What to do with your tax refund. It might be time to invest in yourself

A recent TD survey showed the impact that a personalized financial plan can have for Canadians

 

In today’s complicated financial environment, every dollar counts for Canadians, and during tax season, many may miss the opportunity to make the most of the money they have.

It’s no secret that tax season – stressful as it may be – also brings some financial excitement for Canadians receiving their tax refund. Some may choose to put those funds towards personal spending, while others put those refunds toward their savings or perhaps toward any high-interest debt, but what if there was another way to use that money to offer you even more financial benefit? Why not consider putting that refund towards your investments?

A recent TD Survey[1] found that 47% of Canadians have not made or are not planning to make any contributions to their investments this year, with 47% not feeling confident in their level of investment knowledge.

While a financial education gap may be the reason, the opportunity to contribute to your investment portfolio with the money you get back as a tax refund is one that nearly half of Canadians may miss out on.

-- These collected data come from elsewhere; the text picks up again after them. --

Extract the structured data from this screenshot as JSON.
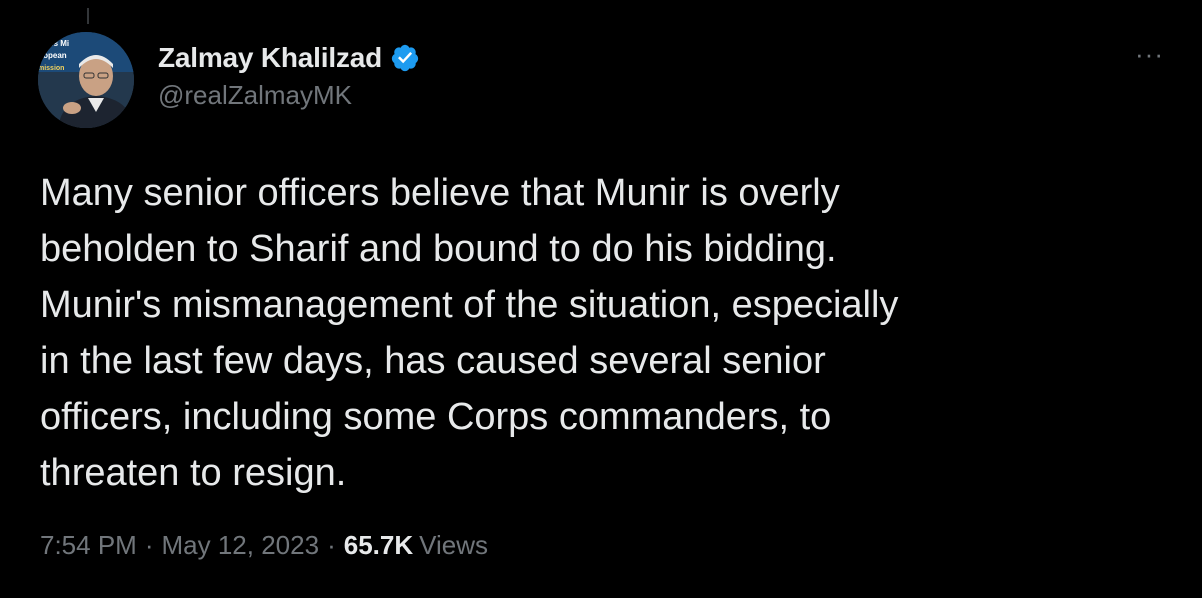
{
  "author": {
    "display_name": "Zalmay Khalilzad",
    "handle": "@realZalmayMK",
    "verified": true,
    "avatar_icon": "profile-photo",
    "avatar_backdrop_text": [
      "ates Mi",
      "ropean",
      "mission"
    ]
  },
  "menu": {
    "more_label": "···"
  },
  "tweet": {
    "text": "Many senior officers believe that Munir is overly\nbeholden to Sharif and bound to do his bidding.\nMunir's mismanagement of the situation, especially\nin the last few days, has caused several senior\nofficers, including some Corps commanders, to\nthreaten to resign."
  },
  "meta": {
    "time": "7:54 PM",
    "separator": "·",
    "date": "May 12, 2023",
    "views_count": "65.7K",
    "views_label": "Views"
  },
  "colors": {
    "background": "#000000",
    "primary_text": "#e7e9ea",
    "secondary_text": "#71767b",
    "verified_badge": "#1d9bf0"
  }
}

“Any opportunity to strengthen your investment portfolio and better position you for the future is one that Canadians should consider, especially when our survey uncovered that 43% of Canadians are not confident that they’ll be able to retire by the time they planned to,” says, Pat Giles, VP Saving and Investing Journey at TD.

“When it comes to mapping out your specific financial goals, Canadians with professional financial advice and direction are seemingly better positioned to navigate a dynamic financial environment.

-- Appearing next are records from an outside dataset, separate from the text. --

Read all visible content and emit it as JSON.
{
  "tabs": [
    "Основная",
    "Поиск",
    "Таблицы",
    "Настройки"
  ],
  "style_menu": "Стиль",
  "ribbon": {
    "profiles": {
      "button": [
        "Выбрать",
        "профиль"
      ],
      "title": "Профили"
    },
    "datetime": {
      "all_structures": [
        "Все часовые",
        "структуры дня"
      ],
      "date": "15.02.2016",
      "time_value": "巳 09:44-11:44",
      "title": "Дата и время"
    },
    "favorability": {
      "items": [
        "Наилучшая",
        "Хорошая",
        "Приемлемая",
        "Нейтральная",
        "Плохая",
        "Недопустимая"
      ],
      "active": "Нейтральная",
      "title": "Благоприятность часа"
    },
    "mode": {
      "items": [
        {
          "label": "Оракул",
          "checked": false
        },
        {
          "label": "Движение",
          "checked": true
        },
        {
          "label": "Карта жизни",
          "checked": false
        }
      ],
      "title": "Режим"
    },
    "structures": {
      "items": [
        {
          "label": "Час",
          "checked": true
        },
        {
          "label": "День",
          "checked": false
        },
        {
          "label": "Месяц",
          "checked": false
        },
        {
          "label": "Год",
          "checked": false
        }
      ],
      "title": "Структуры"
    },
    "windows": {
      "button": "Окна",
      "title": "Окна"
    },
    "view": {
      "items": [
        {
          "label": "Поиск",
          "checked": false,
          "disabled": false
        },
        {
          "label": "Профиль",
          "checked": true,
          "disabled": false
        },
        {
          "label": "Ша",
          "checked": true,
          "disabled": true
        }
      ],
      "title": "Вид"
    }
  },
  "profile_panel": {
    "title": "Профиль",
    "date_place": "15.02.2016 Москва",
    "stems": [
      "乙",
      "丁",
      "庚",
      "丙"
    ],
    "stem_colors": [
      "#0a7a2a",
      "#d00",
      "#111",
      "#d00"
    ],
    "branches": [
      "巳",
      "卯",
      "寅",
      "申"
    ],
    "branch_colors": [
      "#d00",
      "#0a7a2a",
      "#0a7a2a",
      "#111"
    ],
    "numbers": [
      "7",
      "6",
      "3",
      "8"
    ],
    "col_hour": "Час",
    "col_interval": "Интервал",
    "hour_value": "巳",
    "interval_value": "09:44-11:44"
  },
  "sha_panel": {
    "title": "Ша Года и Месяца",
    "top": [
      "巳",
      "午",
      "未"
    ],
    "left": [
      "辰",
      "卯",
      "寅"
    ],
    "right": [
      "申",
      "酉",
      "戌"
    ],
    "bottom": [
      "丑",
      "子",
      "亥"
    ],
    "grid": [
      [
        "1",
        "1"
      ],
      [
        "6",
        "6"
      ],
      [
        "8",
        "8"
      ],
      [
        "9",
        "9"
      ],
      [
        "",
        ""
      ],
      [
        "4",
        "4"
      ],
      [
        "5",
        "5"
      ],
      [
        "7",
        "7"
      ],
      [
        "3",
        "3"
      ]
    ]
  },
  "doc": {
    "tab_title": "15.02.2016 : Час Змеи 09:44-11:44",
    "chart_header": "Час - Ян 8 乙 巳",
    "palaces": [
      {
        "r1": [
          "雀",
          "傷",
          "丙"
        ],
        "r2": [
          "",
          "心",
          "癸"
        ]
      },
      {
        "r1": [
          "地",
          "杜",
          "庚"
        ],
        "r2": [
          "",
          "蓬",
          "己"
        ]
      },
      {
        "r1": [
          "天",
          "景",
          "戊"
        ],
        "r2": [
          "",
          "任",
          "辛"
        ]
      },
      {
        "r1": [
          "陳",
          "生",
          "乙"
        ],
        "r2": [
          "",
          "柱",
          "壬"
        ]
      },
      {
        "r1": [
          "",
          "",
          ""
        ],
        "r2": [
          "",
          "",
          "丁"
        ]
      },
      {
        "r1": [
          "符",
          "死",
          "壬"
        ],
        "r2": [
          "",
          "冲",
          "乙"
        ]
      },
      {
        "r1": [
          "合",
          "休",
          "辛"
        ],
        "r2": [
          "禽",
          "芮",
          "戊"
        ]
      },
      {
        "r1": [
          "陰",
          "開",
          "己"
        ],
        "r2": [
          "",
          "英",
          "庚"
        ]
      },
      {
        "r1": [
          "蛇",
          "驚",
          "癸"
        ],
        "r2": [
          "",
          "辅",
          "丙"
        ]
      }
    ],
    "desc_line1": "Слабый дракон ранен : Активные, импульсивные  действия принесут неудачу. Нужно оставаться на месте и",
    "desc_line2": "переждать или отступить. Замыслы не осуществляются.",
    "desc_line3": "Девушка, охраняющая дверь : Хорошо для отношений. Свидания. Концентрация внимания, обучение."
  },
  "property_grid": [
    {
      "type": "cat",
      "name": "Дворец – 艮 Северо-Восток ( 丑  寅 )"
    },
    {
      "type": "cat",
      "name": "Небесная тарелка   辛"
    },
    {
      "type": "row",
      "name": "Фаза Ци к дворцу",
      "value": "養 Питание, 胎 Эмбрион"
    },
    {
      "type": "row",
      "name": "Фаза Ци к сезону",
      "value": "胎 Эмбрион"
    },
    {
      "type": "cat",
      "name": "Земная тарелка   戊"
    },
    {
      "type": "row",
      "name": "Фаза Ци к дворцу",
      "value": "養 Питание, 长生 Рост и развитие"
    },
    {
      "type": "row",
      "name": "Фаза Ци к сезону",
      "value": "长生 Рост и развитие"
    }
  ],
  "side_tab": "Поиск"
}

With many Canadians admitting they aren’t sure what they should be doing with the money they have, including the money they get back from their tax refund, Giles says that before making any big investment decisions, it can be advantageous to meet with a TD Personal Banker, who can help navigate next steps for each customer’s unique financial needs.

“It may seem as if, especially as Canadians are challenged by evolving economic times, the opportunities to invest are few and far between,” added Giles.

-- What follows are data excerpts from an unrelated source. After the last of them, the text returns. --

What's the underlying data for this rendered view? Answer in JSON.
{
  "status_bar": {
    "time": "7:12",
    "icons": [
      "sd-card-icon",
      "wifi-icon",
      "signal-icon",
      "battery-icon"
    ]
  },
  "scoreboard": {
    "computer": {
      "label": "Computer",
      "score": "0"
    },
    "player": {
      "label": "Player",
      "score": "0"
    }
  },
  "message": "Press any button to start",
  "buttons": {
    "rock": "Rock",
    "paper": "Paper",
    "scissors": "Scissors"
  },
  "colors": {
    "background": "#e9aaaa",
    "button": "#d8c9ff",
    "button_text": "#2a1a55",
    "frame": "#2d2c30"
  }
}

“With the help of a TD Personal Banker, Canadians can get creative with how they make the most out of the money they have available to invest, like using your tax refund to supplement your investments and may help you reach your financial goals sooner.”

So, what should you be investing in to optimize your financial future?

“It’s important to take advantage of the registered plans that have available in Canada, particularly Registered Retirement Saving Plans and Tax-Free Savings Accounts,” explains Giles. “It’s okay if you don’t know which one to invest in first – everyone’s financial situation is different, and these are exactly the types of conversations TD Personal Bankers have with Canadians every day. There’s no amount too small to start with – what’s important is getting into the investing habit and sticking to it.”

For savings vehicles like RRSP’s and TFSA’s, 39% of Canadians are not confident they know when to contribute, with 35% also stating that they were not confident they had selected the right investment vehicles.

With tax refunds top of mind for Canadians and the opportunity to contribute to investments available, TD also offers several tools and resources to help them on their investment journey. TD Personal Bankers are available in branches across the country and can provide personalized financial advice to help Canadians reach their financial goals, no matter what they are.

To connect with a TD Personal Banker, learn more here.

 

[1] About the TD Survey

This Maru Public Opinion survey was conducted on behalf of the TD Bank Group and undertaken by the sample and data collection experts at Maru/Blue. From October 23-24, 2023, the online survey ran among 1,524 randomly selected Canadian adults who are Maru Voice Canada panelists. The findings are weighted to reflect the Canadian population and a comparative probability sample of this size has an estimated margin of error (which measures sampling variability) of ±2.6%, 19 times out of 20.